Bir başka örnek vermem gerekirse Türk devletleri Hazar denizinin statüsünün belirlenmesi sürecinde de aynı tavrı gösterdiler. Hazar denizinde beş devletin kıyısı var: Rusya, İran, Kazakistan, Azerbaycan ve Türkmenistan. Rusya ve İran Hazar’ın statüsünün netleşmesini istemiyorlardı. Zira statü netleştiğinde Türk devletleri zenginleşecekler ve daha bağımsız politikalar takip edilecekti. İlaveten petrol ve gaz üretimi artınca fiyatlar yani Rusya ve İran’ın gelirleri düşecekti. Türk devletleri birlikte hareket ederek Rusya ve İran politikalarını değiştirmeye zorladılar. Moskova ve Tahran, üç Türk devletiyle aynı anda ilişkilerinin bozulmasını göze alamadı.
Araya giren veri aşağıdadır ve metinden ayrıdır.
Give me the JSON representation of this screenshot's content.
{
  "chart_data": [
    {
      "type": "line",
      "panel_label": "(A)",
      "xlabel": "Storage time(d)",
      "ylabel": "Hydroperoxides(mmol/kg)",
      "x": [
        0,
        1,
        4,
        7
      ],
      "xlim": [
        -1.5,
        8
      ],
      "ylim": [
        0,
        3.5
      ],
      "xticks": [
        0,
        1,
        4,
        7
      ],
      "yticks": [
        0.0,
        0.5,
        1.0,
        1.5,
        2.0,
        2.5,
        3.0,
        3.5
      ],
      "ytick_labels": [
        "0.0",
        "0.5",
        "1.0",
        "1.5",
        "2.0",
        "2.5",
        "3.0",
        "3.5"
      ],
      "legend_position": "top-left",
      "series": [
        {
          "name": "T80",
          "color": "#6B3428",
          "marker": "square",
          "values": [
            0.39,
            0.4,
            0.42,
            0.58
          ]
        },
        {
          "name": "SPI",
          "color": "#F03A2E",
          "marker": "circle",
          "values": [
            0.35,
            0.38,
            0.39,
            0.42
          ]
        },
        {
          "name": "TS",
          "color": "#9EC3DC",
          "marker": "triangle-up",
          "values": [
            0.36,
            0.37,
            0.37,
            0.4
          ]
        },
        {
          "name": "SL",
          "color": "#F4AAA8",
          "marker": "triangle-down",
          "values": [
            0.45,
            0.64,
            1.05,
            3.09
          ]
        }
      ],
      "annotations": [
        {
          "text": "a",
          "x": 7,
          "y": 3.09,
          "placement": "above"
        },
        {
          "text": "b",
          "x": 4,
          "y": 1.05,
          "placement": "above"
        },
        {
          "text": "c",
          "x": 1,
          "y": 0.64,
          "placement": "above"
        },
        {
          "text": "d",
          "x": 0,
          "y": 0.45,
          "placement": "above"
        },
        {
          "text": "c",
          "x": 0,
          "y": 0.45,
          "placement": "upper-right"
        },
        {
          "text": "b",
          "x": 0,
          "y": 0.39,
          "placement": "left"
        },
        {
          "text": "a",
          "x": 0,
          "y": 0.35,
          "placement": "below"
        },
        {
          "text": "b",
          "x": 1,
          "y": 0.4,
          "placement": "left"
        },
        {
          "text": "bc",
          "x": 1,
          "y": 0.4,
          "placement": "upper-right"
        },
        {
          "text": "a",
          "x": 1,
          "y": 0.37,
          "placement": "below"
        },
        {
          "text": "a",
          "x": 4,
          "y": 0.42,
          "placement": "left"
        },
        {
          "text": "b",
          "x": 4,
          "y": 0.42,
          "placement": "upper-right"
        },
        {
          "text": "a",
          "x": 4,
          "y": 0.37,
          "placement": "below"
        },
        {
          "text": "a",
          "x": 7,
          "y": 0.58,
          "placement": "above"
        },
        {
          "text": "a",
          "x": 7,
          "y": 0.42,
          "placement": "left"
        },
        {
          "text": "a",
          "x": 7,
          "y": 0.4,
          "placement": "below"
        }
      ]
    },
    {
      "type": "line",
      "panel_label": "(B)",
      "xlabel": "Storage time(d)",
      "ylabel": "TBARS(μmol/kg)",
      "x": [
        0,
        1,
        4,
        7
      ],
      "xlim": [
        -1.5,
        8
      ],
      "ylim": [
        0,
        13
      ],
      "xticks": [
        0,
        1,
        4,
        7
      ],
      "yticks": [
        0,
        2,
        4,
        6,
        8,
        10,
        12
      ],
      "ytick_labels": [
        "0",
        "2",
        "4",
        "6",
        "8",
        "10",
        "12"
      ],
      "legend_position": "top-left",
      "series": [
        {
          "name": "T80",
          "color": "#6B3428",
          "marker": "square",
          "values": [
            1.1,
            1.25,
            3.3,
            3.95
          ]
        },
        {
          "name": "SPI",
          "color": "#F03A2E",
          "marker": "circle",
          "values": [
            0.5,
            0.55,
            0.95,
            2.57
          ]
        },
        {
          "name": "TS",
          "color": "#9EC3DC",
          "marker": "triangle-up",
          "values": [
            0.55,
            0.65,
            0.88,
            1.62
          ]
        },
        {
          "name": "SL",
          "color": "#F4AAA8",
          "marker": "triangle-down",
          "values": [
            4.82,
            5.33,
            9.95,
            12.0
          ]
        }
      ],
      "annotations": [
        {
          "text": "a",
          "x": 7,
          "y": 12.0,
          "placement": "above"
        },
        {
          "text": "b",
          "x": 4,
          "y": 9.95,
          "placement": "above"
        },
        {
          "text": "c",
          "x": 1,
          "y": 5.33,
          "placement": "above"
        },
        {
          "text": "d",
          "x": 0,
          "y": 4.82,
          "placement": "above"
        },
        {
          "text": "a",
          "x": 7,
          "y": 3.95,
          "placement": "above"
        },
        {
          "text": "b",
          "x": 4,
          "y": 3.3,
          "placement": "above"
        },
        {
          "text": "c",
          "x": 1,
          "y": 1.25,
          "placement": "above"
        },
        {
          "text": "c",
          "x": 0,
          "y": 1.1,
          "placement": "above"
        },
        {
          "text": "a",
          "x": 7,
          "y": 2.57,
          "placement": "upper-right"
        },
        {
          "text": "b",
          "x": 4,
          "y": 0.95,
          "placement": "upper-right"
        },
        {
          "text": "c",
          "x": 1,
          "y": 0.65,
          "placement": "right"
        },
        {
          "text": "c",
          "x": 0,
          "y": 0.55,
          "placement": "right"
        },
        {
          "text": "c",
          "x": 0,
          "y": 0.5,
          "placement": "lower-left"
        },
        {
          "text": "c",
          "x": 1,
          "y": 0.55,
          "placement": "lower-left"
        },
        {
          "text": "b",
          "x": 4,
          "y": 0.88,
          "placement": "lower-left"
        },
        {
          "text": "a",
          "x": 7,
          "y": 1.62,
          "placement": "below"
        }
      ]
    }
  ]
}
Hazar’ın statüsü netleştikten sonra daha radikal bir gelişme oldu. Türkmenistan ve Azerbaycan’ın kara sularının sınırlarında iki ülkenin ihtilafa düştüğü zengin petrol ve gaz yatakları vardı. Birinin Kepez, diğerinin Serdar dedikleri ve milli sınırları içinde gösterdikleri bu saha bir savaş sebebi olabilirdi. İki devletin başkanları bir araya geldiler ve ‘’Dostluk’’ ismini verdikleri bu sahayı eşit hisselerle kurulacak bir şirketin işleteceğini duyurdular. Macaristan, Bulgaristan ve Romanya’ya sattığımız gaz, bu sahadan geliyor.  

Azerbaycan böylece Ermenistan’a uyguladığı yaptırımları kaldırma sürecini başlattı. Bu aynı zamanda Ermenistan’ın, Türk okyanusunda bir ada olan bu memleketin, Türk dünyasına entegrasyon sürecinin de başlangıcı. Türkiye şimdiye kadar adım atmadı. Muhtemelen ilk adımı Azerbaycan’ın atmasını bekliyorduk. Zaman kaybetmeden Ermenistan ile normalleşmemizi sağlayacak adımları peş peşe atmalıyız. Zira 2026 seçimlerinde Türkiye düşmanlarıyla Paşinyan yarışacak. Ermenistan ekonomik ve siyasi açılardan rahatlar ve bu sayede seçimleri Paşinyan kazanırsa Türk dünyası da kazanmış olacak.